Why surface confidence at all
Operators need to know when to trust the agent and when to second-guess. Confidence scores convey that signal cheaply.
Without confidence, every agent output looks the same. The operator has to rebuild trust from scratch on each interaction.
Confidence is also a signal for downstream automation: high-confidence outputs auto-route; low-confidence escalates to human.
The over-surfacing trap
Showing confidence on every output makes operators numb. The signal becomes background noise within a week.
Worse, operators start ignoring confidence entirely. The information is there but unread; the cost was paid for no benefit.
Confidence-overload is the natural failure mode of teams that decided to surface confidence without thinking about how operators would consume it.
Confidence-budget pattern
Set a budget: surface confidence on at most 10 cases per day per operator. Not every case; the most important ones.
The 10 cases are: the lowest-confidence outputs, the highest-stakes ones, the ones where the agent flagged uncertainty explicitly.
Operators read 10 confidence scores carefully. They would have ignored 100. The budget makes the signal usable.
Confidence thresholds for auto-routing
>0.9: auto-act (for actions the agent is allowed to take). Operator sees a notification, not a request for action.

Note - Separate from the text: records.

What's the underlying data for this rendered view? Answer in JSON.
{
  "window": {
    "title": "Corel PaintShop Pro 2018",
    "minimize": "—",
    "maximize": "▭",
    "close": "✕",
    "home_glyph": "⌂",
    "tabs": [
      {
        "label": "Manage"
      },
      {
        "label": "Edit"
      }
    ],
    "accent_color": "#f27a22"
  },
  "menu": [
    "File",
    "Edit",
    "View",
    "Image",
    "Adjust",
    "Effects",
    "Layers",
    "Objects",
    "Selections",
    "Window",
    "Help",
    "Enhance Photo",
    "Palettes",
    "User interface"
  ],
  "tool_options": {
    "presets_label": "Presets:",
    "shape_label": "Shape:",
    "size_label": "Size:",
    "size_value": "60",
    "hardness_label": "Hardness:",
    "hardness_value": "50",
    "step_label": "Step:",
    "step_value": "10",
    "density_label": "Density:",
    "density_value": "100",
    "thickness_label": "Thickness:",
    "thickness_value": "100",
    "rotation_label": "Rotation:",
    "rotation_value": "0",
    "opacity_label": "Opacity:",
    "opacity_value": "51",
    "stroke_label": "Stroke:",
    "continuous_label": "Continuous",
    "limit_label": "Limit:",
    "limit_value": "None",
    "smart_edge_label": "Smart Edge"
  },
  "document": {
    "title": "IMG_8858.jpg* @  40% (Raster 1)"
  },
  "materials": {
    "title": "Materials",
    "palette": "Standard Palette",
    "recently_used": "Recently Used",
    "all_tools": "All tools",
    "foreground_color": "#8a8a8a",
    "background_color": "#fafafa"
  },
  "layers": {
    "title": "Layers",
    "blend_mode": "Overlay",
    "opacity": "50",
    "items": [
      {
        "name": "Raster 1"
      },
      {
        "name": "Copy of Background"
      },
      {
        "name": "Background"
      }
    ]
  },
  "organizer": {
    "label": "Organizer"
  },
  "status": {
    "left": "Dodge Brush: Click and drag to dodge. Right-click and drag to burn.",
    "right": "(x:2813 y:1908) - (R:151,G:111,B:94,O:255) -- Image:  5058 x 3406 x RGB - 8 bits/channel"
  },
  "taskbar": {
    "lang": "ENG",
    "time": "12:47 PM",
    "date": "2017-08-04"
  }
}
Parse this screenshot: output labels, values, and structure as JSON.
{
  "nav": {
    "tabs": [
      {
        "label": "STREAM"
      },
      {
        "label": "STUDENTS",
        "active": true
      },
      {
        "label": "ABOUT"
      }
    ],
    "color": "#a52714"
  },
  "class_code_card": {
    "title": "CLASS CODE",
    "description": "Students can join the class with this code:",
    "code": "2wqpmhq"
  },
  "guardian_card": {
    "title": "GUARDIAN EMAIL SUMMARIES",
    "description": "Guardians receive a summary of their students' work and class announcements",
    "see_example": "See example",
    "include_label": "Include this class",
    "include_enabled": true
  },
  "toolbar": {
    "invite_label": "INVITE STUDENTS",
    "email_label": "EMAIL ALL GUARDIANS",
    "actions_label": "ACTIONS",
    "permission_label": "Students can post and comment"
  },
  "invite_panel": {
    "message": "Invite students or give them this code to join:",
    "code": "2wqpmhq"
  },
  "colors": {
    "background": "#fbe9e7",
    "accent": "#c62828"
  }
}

0.7-0.9: surface to operator. Confidence-budget candidate; show the score because the case is borderline.
<0.7: escalate. The agent itself is unsure; operator decides what happens next.
Calibrating the confidence
Validate: what does "0.8 confidence" mean in production? Take 100 outputs at 0.8; check how many were actually correct. Should be 80%; if not, the model is mis-calibrated.
Re-calibrate after every model swap. Confidence calibration is a model-specific property; it does not transfer.
Recalibration is mostly automatic: run the eval suite, compare predicted confidence to actual correctness, adjust the threshold.